Tirando os filmes de Hollywood, quando o piloto do avião desmaia, não necessariamente o passageiro da poltrona A1 vai levantar e pousar o avião, quando a cirurgia precisa ser feita não queremos ouvir opiniões nas redes sociais sobre qual a melhor estratégia para remover aquele tumor no cérebro. Em momentos assim não queremos igualdade, não queremos privilegiar a sensação de importância das pessoas: queremos ter o problema resolvido, queremos ter sucesso na empreitada. E isto não é feito avaliando a solução mais frequentemente mencionada: é feito dependendo de anos e anos de conhecimento e técnica, forjados nas tentativas com e sem êxito, esforço continuado, solitário ou colaborativo, inexoravelmente se afastando do ideal de maioria e coletividade. Nestes momentos, queremos a elite.
O que nos remete ao problema fulcral: quais são os problemas que devem ser resolvidos com a participação da comunidade e quais devem ser geridos por minorias com conhecimento e perícia pertinentes ao problema. A solução grega (todos os cidadãos se reúnem na praça central e definem os novos rumos) funcionou durante bastante tempo, com problemas mais simples, técnicas menos elaboradas, sem internet. Agora, temos que decidir o que fazer com o estudo de células-tronco, temos que avaliar se estamos causando a ruína do ecossistema, precisamos avaliar se queremos continuar a escravizar outras espécies animais. Como decidir isto? De forma coerente, que leva em consideração dados, fatos, pesquisas, avaliações e dados confiáveis ou usando a jogada populista e covarde que simplesmente tenta se desfazer do problema colocando-o no colo do ‘povo’?

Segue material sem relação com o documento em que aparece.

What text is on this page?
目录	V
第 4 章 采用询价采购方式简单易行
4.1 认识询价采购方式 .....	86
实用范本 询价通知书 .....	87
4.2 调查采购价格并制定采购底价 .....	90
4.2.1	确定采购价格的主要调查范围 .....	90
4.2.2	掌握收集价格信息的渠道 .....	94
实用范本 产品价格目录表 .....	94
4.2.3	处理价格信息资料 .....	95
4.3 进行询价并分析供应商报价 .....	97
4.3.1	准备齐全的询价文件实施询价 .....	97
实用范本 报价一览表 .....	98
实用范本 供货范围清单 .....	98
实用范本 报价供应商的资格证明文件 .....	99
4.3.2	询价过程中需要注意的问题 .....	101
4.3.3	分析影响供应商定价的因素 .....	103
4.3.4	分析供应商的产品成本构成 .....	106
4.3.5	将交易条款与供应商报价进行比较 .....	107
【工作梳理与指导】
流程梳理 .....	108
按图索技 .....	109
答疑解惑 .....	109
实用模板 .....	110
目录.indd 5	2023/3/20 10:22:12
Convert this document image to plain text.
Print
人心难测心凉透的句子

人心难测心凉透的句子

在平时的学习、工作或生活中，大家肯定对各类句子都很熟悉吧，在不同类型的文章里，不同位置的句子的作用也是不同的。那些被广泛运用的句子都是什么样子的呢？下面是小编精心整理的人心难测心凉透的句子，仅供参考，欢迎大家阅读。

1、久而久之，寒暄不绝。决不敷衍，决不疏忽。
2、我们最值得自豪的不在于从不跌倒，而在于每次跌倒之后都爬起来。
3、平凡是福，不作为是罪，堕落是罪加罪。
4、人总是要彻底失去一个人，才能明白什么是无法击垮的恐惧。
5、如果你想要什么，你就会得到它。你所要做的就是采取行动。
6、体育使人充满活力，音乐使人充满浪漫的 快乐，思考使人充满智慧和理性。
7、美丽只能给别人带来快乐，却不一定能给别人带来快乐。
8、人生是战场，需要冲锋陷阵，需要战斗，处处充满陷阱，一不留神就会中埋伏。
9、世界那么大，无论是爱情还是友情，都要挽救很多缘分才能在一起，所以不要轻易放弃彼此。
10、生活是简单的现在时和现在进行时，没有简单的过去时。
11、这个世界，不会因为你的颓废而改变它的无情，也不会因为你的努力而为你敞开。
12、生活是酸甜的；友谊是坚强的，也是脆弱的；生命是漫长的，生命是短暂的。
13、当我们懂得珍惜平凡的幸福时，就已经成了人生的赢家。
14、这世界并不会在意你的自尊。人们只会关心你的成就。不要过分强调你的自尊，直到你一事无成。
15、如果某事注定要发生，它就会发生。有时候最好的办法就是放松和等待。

Democracia qualificada (ou mais especificamente democracia com representatividade qualificada por conhecimento) é uma sistema de organização social na qual todos tem direito a expressar suas opiniões mas estas serão ponderadas pelo grau de profundidade e relevância do conhecimento que a pessoa tem sobre o assunto. Assim, o meu voto sobre um assunto que envolve artes plásticas tem menor valor que aquela pessoa que trabalha com o assunto, tem formação na área, dispõe de informações qualificadas sobre o assunto. Em um contexto como este, todos devem ser encorajados a buscar a formação e o conhecimento necessário para que sejam ouvidos, não por que falam alto mas porque suas palavras contém valor. Pessoalmente, vejo isto como um sonho (que talvez não viva para testemunhar) mas um caminho de evolução e enriquecimento global da sociedade. Problemas não resolvidos para implementar a ideia não faltam, bem como reações conservadoras dos que acreditam que a vertente atual da democracia (que chamo de Democracia das Redes Sociais) é a versão máxima, definitiva, incorruptível, sagrada e perfeita desta forma de governo. Acredito que tenhamos pervertido a democracia nestas últimas décadas e estamos sendo explorados por populistas que ‘entenderam a regra do jogo’ e conseguem se beneficiar dele, às nossas custas. O jogo é nosso, o estádio também, além da bilheteria e arquibancadas: não venha me dizer que não podemos redefinir as regras.